As more businesses look to make the internet of things the core of their revenue generation models amid the pandemic, cybercrime stands to pick up. Yet a Joe Biden presidency could ramp up efforts to fortify cybersecurity measures, which is a win-win for the Global X Cybersecurity ETF (BUG).

The fund is already up over 40% this year, according to Morningstar’s performance numbers. Part of the fund’s success can be attributed to its top holding as of December 4 (7.18% of net assets), which is cybersecurity firm Palo Alto Networks; the stock was up 33% during the month of November.

“Both our firewall transformation and our next-generation security services continue to make great progress,” CEO Nikesh Arora said in a press release.

BUG seeks to provide investment results that generally correspond to the price and yield performance, before fees and expenses, of the Indxx Cybersecurity Index. The thing to note is how technology continues to improve and benefit society, while at the same time, cybersecurity threats increase as well—a byproduct of reliance on cloud computing.

While a majority of its holdings are in the U.S., BUG investors also get global diversification with holdings in other parts of the globe:

Will a Biden Presidency Be a Boon For This Cybersecurity ETF? 1

Is Cybersecurity a Top Policy Priority?

One of the themes to watch for 2021 will be what Joe Biden’s presidency brings for the cybersecurity sector. As the internet of things (IoT) becomes all things in terms of business processes amid social distancing, cybersecurity will be a top policy priority.

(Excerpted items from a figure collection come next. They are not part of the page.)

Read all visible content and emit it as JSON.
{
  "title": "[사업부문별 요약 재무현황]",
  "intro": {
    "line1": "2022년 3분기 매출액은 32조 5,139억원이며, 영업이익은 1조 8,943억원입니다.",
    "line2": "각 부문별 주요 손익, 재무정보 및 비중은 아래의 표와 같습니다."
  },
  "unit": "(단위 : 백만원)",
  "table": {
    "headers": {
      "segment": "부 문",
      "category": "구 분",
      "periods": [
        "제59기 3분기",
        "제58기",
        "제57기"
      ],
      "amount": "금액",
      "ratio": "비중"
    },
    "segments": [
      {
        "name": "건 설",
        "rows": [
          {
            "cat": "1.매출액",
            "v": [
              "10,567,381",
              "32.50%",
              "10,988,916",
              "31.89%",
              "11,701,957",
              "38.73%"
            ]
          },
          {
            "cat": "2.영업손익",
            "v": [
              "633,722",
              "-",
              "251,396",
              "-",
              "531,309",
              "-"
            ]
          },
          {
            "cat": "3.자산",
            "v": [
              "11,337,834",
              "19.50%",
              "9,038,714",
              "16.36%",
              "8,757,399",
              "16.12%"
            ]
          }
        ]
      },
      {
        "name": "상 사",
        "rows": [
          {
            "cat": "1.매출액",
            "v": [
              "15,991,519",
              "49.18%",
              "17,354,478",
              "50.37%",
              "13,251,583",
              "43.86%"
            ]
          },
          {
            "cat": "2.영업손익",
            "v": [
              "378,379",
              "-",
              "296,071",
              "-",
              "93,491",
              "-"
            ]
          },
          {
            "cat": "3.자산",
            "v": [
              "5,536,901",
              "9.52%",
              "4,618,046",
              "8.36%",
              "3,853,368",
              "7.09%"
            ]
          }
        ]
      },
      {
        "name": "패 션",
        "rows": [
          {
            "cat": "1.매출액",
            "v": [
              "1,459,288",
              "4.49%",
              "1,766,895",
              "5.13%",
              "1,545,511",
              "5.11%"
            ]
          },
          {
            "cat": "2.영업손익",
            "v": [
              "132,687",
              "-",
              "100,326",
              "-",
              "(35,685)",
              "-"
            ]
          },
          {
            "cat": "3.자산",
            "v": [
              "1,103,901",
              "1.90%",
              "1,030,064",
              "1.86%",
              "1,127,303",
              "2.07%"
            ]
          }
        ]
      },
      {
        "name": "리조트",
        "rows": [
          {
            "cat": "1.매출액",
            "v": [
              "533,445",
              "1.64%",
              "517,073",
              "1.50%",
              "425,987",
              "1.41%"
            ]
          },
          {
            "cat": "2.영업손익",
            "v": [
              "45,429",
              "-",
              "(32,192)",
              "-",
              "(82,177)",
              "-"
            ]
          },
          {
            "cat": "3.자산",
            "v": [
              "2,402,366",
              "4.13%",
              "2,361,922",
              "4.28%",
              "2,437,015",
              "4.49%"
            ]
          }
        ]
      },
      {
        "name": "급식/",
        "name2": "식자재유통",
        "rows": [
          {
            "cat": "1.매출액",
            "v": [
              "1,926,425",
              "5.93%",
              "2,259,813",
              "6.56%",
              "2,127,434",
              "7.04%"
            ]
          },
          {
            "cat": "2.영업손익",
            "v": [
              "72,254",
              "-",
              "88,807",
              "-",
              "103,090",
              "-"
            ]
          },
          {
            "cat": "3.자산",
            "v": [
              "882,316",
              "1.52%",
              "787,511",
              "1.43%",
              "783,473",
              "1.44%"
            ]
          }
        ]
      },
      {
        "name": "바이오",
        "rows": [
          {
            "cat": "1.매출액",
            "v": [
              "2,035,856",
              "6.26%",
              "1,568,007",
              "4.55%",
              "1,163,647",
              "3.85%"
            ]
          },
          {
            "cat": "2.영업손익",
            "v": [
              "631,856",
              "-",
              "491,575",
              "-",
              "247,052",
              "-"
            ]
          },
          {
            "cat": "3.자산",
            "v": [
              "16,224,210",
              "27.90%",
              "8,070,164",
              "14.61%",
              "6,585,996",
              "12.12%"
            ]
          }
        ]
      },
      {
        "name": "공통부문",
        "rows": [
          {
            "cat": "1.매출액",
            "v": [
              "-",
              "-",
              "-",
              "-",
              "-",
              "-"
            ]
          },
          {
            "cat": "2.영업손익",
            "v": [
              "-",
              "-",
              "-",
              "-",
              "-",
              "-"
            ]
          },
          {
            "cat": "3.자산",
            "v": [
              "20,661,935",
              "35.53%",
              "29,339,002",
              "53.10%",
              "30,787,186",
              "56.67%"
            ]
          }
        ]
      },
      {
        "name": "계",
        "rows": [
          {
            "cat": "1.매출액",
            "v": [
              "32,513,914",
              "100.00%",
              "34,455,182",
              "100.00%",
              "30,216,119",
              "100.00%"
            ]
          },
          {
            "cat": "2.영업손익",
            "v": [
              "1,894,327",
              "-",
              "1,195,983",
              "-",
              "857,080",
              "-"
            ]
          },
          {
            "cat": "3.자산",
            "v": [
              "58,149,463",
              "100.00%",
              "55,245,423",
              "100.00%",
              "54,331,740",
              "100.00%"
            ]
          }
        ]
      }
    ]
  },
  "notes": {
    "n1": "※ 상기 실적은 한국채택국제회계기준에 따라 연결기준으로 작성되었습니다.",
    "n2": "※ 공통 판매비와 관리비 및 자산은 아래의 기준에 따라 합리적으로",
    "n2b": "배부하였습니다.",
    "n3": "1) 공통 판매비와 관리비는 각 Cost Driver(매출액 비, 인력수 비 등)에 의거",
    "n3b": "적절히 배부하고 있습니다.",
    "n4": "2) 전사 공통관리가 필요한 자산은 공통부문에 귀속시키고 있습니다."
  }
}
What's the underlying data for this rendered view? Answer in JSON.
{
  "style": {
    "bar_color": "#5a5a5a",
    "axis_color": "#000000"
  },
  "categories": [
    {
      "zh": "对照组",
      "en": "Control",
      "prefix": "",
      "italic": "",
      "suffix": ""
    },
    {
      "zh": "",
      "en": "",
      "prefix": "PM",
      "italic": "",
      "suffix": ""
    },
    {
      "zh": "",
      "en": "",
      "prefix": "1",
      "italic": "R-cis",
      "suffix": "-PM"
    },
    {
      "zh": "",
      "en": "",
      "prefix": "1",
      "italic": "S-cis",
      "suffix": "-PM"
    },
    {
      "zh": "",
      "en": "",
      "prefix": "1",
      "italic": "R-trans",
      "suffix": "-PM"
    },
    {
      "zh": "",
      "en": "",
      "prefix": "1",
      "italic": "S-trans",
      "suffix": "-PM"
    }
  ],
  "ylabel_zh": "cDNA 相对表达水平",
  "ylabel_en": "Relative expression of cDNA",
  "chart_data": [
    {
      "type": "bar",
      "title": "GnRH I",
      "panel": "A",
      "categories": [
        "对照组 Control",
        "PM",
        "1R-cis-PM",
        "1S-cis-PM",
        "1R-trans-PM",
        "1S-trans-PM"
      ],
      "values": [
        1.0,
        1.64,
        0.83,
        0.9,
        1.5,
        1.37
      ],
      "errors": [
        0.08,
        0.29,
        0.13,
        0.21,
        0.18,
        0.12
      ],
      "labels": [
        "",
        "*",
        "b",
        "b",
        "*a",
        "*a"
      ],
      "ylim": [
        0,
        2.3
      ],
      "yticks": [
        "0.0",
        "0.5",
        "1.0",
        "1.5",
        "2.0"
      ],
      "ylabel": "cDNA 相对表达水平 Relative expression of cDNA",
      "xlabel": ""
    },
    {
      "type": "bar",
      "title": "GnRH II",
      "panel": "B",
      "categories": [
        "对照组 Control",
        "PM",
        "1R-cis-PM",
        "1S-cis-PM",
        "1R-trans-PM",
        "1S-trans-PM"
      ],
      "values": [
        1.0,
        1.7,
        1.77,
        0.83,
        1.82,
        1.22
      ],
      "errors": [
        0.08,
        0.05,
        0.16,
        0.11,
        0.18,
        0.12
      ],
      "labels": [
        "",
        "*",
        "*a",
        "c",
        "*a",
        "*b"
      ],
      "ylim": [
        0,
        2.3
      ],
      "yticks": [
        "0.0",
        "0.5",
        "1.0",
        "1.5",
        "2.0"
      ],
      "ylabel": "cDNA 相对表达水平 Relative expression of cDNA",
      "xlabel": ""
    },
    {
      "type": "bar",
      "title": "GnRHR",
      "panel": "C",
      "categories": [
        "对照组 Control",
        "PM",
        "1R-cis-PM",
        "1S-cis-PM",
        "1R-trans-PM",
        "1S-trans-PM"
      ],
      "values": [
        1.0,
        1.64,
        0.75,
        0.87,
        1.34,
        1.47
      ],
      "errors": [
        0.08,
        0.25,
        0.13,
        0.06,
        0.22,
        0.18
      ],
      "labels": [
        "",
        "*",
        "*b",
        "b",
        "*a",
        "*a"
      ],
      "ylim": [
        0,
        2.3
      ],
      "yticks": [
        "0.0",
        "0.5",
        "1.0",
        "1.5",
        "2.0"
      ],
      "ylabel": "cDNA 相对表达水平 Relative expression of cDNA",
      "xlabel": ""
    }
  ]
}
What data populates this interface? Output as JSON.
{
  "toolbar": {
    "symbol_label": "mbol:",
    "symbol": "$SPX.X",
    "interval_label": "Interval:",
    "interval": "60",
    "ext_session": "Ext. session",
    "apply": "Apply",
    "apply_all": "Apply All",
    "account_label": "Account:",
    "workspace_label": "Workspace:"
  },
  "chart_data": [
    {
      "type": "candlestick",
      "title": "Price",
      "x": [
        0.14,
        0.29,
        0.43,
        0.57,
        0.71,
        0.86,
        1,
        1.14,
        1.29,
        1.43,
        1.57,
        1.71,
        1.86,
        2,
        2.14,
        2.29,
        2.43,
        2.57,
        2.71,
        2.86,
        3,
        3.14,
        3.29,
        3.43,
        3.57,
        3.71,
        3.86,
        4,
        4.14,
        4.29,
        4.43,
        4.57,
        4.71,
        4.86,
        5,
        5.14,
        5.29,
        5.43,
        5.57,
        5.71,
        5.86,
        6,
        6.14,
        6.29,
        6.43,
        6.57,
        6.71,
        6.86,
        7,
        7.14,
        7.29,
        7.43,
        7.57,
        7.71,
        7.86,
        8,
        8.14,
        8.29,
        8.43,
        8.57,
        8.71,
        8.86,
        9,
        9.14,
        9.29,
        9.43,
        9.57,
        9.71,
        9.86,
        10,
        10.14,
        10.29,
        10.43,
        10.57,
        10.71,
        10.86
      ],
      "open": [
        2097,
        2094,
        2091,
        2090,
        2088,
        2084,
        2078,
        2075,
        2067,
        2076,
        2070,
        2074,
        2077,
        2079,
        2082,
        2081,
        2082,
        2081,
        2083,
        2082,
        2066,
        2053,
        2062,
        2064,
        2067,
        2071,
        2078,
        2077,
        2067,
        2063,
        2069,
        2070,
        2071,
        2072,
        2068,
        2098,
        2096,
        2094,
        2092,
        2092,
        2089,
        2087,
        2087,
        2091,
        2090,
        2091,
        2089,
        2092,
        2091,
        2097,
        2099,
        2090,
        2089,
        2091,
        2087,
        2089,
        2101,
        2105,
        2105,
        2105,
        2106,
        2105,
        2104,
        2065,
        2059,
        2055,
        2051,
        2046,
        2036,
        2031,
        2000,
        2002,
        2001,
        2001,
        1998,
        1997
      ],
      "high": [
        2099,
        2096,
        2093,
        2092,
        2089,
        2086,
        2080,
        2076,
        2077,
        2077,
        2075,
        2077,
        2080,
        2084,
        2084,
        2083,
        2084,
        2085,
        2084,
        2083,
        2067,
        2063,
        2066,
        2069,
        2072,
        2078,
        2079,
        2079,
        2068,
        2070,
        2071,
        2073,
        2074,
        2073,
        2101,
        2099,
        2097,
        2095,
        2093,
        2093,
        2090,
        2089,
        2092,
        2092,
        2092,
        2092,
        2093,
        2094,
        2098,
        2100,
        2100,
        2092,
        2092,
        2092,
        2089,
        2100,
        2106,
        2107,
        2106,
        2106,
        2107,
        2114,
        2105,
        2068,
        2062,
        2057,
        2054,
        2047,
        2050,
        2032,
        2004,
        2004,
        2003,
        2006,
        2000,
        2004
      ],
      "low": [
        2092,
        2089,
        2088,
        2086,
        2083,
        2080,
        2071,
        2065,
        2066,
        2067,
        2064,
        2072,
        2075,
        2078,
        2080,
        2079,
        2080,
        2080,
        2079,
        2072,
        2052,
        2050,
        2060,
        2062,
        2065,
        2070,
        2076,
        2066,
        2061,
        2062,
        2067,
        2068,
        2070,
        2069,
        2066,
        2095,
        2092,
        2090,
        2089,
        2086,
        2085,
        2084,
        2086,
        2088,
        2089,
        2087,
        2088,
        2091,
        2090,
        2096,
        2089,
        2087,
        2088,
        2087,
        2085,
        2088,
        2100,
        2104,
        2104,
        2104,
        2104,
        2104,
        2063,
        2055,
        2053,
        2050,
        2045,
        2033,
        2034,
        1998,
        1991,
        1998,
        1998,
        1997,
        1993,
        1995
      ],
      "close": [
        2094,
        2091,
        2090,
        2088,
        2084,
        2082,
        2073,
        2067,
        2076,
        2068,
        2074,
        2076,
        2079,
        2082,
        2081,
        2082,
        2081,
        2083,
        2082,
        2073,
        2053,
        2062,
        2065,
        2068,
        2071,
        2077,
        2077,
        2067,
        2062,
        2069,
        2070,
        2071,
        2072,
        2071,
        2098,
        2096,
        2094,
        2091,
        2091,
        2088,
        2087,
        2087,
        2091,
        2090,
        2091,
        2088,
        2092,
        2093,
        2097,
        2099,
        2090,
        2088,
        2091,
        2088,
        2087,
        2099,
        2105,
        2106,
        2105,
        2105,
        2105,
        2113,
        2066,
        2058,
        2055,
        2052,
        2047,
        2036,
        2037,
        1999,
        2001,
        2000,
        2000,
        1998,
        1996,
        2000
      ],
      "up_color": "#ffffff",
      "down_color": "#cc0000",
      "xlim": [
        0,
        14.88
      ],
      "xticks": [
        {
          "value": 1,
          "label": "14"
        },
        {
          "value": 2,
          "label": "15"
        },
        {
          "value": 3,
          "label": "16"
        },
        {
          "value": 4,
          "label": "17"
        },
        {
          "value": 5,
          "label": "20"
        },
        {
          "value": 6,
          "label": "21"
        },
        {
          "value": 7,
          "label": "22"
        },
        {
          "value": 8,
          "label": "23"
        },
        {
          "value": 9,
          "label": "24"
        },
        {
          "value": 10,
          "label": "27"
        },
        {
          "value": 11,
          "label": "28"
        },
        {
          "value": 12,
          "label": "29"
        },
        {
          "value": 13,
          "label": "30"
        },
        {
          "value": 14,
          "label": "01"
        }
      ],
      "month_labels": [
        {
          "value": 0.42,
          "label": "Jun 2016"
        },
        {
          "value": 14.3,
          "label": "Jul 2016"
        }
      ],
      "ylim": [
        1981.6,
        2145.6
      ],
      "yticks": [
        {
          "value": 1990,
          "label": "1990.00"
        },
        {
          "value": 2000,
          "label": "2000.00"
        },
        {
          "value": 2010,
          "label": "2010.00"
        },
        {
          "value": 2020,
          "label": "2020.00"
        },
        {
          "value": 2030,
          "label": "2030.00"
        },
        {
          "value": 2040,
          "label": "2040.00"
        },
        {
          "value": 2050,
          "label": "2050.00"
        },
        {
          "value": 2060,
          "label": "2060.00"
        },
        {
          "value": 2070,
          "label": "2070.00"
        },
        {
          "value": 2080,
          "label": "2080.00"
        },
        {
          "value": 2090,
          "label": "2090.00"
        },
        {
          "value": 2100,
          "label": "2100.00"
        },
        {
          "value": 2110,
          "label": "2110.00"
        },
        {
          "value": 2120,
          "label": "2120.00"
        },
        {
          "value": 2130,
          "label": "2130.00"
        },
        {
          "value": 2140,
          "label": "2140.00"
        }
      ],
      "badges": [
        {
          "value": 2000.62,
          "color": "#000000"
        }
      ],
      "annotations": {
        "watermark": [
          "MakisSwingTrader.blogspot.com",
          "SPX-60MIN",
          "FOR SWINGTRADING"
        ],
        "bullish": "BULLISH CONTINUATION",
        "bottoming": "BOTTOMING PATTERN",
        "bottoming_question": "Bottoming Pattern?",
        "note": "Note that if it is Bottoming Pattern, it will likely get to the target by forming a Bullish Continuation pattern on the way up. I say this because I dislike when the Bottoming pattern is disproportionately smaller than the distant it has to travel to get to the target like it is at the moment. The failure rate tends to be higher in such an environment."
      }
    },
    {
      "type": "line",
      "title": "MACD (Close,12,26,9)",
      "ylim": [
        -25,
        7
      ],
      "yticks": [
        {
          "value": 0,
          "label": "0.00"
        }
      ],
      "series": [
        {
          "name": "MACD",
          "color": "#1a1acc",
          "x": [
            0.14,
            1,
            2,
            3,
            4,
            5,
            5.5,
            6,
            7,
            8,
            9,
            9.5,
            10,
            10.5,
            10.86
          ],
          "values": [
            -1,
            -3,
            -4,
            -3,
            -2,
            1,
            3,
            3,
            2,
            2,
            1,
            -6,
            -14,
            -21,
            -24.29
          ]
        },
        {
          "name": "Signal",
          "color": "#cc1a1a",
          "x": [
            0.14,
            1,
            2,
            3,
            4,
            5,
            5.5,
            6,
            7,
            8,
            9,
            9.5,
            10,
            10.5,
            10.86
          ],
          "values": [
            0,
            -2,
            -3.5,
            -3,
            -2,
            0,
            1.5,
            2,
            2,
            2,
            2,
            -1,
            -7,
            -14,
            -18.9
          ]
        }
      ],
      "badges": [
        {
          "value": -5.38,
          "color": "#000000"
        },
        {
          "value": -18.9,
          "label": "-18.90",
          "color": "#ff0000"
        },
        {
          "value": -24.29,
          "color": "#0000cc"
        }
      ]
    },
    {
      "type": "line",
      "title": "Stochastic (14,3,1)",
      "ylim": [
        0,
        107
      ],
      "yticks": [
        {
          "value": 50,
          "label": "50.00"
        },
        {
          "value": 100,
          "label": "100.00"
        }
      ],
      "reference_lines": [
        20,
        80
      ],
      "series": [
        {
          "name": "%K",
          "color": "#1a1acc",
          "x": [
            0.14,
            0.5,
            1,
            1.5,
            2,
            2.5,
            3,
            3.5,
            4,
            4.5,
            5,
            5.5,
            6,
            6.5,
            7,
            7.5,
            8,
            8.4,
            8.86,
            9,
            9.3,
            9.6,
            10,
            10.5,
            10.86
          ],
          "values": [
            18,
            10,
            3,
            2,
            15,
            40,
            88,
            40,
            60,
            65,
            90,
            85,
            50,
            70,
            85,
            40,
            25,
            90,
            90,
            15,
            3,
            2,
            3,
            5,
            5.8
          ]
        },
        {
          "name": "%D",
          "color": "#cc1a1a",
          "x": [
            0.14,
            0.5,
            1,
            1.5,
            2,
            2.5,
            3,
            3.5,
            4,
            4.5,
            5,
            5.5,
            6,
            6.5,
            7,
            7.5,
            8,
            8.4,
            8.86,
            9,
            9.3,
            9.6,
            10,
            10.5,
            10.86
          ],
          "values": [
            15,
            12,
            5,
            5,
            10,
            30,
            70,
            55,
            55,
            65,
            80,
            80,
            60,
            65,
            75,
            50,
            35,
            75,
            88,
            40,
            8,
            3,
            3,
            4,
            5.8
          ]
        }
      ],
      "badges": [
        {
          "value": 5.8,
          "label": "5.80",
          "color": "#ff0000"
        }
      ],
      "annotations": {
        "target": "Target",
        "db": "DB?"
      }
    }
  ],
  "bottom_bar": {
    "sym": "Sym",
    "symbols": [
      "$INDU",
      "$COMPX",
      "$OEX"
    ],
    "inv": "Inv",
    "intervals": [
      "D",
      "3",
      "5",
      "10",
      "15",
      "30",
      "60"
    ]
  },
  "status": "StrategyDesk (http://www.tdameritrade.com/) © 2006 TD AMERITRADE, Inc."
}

As a Government Technology article noted, “Under Biden, some expect federal cybersecurity to take a much more prominent, strategic position, as he pushes the federal government to build off of work done in the Trump years, while also bringing on board some cyberprofessionals who played prominent roles during the Obama years.”

“It’s a sea change in terms of having folks at this level of experience,” Chris Painter, an Obama era cyber official, told The Washington Post. “They don’t need to be spoon-fed or brought up to speed. Cybersecurity will be a key foreign policy issue with this group.”